[1,2,17] Καὶ τὰ ἐν τῇ Μήνιγγι δὲ τοῖς περὶ τῶν Λωτοφάγων εἰρημένοις
συμφωνεῖν. Εἰ δέ τινα μὴ συμφωνεῖ, μεταβολὰς αἰτιᾶσθαι δεῖν ἢ
ἄγνοιαν ἢ καὶ ποιητικὴν ἐξουσίαν, ἣ συνέστηκεν ἐξ ἱστορίας καὶ
διαθέσεως καὶ μύθου. Τῆς μὲν οὖν ἱστορίας ἀλήθειαν εἶναι τέλος, ὡς
ἐν Νεῶν καταλόγῳ τὰ ἑκάστοις τόποις συμβεβηκότα λέγοντος τοῦ
ποιητοῦ, τὴν μὲν πετρήεσσαν τὴν δὲ ἐσχατόωσαν πόλιν, ἄλλην δὲ
πολυτρήρωνα, τὴν δ' ἀγχίαλονΝ τῆς δὲ διαθέσεως ἐνέργειαν εἶναι τὸ
τέλος, ὡς ὅταν μαχομένους εἰσάγῃ, μύθου δὲ ἡδονὴν καὶ ἔκπληξιν.
τὸ δὲ πάντα πλάττειν οὐ πιθανόν, οὐδ' Ὁμηρικόν· τὴν γὰρ ἐκείνου
ποίησιν φιλοσόφημα πάντας νομίζειν, οὐχ ὡς Ἐρατοσθένης φησί,
κελεύων μὴ κρίνειν πρὸς τὴν διάνοιαν τὰ ποιήματα, μηδ' ἱστορίαν
ἀπ' αὐτῶν ζητεῖν. Πιθανώτερόν τε τό
Ἔνθεν δ' ἐννῆμαρ φερόμην ὀλοοῖς ἀνέμοισιν
ἐν βραχεῖ διαστήματι δέχεσθαι ( οἱ γὰρ ὀλοοὶ οὐκ εὐθύδρομοι) ἢ
ἐξωκεανίζειν, ὡς ἂν οὐρίων πνεόντων συνεχῶς. Συνθεὶς δὲ τὸ
διάστημα τὸ ἐκ Μαλεῶν ἐπὶ στήλας σταδίων δισμυρίων καὶ δισχιλίων
πεντακοσίων, εἰ, φησί, τοῦτο θείημεν ἐν ταῖς ἐννέα ἡμέραις
διηνύσθαι ἰσοταχῶς, ἑκάστης ἂν ἡμέρας ὁ πλοῦς συμβαίνοι σταδίων
δισχιλίων πεντακοσίων. Τίς οὖν ἱστόρηκεν ἐκ Λυκίας ἢ Ῥόδου
δευτεραῖόν τινα ἀφιγμένον εἰς Ἀλεξάνδρειαν, ὄντος τοῦ διαστήματος
σταδίων τετρακισχιλίων; Πρὸς δὲ τοὺς ἐπιζητοῦντας πῶς τρὶς εἰς
Σικελίαν ἐλθὼν οὐδ' ἅπαξ διὰ τοῦ πορθμοῦ πέπλευκεν Ὀδυσσεύς,
ἀπολογεῖται διότι καὶ οἱ ὕστερον ἔφευγον ἅπαντες τὸν πλοῦν τοῦτον.

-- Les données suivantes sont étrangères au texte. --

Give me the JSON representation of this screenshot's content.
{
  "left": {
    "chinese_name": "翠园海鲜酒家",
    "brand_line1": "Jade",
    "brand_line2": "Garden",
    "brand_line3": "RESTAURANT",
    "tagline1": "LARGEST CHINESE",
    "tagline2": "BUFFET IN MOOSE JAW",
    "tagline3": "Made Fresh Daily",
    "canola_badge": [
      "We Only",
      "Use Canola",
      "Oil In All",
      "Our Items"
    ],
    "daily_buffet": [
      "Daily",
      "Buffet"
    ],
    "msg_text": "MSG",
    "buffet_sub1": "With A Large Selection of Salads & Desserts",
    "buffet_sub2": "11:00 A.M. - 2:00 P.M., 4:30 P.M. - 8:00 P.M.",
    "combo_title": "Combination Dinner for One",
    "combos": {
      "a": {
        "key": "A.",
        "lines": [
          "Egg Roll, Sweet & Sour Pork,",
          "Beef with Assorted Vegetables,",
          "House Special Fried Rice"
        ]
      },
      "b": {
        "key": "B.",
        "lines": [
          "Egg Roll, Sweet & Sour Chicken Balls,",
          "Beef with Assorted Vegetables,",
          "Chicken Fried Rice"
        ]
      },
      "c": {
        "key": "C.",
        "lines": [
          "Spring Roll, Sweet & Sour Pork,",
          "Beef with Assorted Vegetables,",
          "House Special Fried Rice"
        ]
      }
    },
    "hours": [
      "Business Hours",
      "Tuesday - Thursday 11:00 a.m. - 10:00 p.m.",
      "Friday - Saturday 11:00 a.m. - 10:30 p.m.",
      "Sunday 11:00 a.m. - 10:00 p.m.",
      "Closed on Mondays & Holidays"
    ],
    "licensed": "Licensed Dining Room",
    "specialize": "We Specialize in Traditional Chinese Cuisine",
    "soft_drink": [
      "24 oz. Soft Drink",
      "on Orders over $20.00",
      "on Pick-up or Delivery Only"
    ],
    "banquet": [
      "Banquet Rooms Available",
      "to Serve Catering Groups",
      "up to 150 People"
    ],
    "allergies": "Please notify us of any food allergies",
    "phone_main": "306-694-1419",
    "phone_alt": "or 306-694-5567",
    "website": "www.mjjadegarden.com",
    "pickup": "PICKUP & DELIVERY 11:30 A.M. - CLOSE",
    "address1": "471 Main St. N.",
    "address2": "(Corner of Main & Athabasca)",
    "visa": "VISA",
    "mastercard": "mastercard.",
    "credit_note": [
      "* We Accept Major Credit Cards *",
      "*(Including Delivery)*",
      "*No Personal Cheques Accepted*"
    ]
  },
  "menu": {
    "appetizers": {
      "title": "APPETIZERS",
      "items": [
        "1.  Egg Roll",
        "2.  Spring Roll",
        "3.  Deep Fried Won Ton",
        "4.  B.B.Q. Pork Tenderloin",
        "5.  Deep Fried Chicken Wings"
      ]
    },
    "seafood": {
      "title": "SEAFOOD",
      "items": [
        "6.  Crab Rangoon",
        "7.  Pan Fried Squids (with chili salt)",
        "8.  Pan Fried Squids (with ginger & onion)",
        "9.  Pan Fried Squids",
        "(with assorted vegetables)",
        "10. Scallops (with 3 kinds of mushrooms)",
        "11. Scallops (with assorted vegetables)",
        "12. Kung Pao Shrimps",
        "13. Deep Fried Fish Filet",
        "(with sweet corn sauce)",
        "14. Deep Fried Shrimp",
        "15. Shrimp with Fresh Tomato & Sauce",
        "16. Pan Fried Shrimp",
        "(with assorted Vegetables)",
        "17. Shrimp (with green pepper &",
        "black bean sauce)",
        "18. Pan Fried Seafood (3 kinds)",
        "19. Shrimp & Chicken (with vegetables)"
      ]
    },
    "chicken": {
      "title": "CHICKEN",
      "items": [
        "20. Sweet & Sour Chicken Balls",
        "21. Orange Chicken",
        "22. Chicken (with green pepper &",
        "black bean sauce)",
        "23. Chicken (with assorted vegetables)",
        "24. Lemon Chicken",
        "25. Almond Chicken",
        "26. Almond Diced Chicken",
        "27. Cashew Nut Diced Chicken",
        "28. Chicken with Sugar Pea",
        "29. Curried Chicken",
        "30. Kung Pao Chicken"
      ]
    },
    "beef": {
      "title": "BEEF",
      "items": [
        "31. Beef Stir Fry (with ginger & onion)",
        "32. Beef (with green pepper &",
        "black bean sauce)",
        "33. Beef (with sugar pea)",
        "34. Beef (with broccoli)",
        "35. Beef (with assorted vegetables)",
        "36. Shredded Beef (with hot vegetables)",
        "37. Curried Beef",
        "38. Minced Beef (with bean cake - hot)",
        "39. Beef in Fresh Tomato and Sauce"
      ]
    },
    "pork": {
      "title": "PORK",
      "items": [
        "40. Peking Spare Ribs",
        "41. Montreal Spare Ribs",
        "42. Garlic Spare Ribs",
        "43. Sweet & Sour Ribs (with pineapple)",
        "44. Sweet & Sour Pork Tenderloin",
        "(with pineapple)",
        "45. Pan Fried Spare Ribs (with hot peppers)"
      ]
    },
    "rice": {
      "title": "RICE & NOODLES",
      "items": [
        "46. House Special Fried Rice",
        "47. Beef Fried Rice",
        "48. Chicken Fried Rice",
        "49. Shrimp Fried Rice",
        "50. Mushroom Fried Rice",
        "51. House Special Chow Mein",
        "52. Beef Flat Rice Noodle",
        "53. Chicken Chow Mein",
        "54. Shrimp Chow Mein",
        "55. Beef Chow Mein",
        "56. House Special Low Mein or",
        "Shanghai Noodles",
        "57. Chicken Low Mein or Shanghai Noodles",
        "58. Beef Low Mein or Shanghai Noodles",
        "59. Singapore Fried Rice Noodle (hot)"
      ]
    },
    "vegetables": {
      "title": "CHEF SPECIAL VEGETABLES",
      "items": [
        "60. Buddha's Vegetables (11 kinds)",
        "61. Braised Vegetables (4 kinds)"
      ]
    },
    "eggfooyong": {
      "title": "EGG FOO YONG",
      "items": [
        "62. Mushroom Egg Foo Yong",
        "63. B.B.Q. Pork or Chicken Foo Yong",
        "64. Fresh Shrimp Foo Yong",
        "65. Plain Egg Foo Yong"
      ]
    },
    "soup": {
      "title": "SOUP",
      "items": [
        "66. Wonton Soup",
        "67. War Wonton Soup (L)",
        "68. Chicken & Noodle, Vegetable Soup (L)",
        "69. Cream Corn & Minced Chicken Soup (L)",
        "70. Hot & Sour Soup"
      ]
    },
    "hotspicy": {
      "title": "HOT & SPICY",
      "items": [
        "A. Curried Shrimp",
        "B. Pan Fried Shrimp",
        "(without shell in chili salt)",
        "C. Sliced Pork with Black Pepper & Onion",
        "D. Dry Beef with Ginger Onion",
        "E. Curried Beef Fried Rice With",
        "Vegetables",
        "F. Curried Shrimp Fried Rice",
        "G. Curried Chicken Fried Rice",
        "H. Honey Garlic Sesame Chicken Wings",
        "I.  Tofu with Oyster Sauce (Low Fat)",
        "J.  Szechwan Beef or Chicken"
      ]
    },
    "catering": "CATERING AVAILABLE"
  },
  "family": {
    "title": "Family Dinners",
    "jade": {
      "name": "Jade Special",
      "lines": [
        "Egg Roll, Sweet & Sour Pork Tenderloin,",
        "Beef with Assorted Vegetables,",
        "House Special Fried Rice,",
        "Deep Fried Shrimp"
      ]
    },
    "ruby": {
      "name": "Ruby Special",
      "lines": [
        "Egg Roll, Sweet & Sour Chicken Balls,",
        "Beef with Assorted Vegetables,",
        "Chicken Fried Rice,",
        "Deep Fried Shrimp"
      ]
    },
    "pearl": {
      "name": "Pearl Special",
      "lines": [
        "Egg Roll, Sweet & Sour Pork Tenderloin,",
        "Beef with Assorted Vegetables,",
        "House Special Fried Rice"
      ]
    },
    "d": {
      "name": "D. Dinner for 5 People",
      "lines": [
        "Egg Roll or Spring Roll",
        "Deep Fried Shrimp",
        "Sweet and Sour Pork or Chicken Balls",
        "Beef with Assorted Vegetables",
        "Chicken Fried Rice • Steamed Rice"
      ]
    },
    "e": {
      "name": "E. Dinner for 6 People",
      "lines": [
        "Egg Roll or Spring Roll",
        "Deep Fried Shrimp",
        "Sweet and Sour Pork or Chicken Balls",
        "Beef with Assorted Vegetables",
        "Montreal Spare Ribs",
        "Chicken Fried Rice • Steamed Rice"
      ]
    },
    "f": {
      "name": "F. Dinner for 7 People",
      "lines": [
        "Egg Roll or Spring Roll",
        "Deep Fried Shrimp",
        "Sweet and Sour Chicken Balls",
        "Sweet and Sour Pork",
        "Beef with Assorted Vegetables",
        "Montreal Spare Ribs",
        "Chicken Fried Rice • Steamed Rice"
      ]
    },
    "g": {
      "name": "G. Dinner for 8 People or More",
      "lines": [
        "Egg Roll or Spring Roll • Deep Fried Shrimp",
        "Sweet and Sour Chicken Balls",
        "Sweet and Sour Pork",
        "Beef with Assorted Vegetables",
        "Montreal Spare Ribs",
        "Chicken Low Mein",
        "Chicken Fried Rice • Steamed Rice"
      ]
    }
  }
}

| [1,2,17] 17. «Ce qui se voit à Méninx, poursuit-il, s'accorde aussi le mieux du
monde avec ce qu'Homère a raconté des Lotophages,» et, si par hasard
quelques circonstances ne se rapportent point, il veut qu'on s'en prenne
soit aux changements que le temps a pu produire, soit aux défauts de
renseignements précis, soit même à la licence poétique, laquelle consiste
à employer tour à tour l'histoire, la diathèse et la fable. De ces trois
éléments différents, l'un, l'histoire, a la vérité pour fin et intervient dans le
Catalogue des vaisseaux, par exemple, quand le poète rappelle le
caractère propre à chaque lieu, le sol pierreux de telle ville, l'extrême
éloignement de telle autre; les nuées de colombes que nourrit celle-ci, la
proximité où celle-là est de la mer; le second élément, la diathèse, a pour
fin principale de produire de l'effet sur les âmes, et intervient par exemple
dans les peintures de combats; quant à la fable, son objet, comme on
sait, est de plaire et de surprendre. «Mais toujours la fiction , dit Polybe,
et rien que la fiction, mauvais moyen pour persuader, procédé anti-
homérique !» Car la poésie d'Homère, tout le monde en convient, est une
oeuvre philosophique, bien différente par conséquent de ce que la juge
Ératosthène, quand il 'défend d'appliquer à la poésie en général le
critérium de la raison, c'est-à-dire le sens commun et d'y chercher aucune
notion d'histoire positive. Polybe trouve aussi que le vers suivant,
«Dès là et durant neuf jours je me sentis emporté par des vents contraires,»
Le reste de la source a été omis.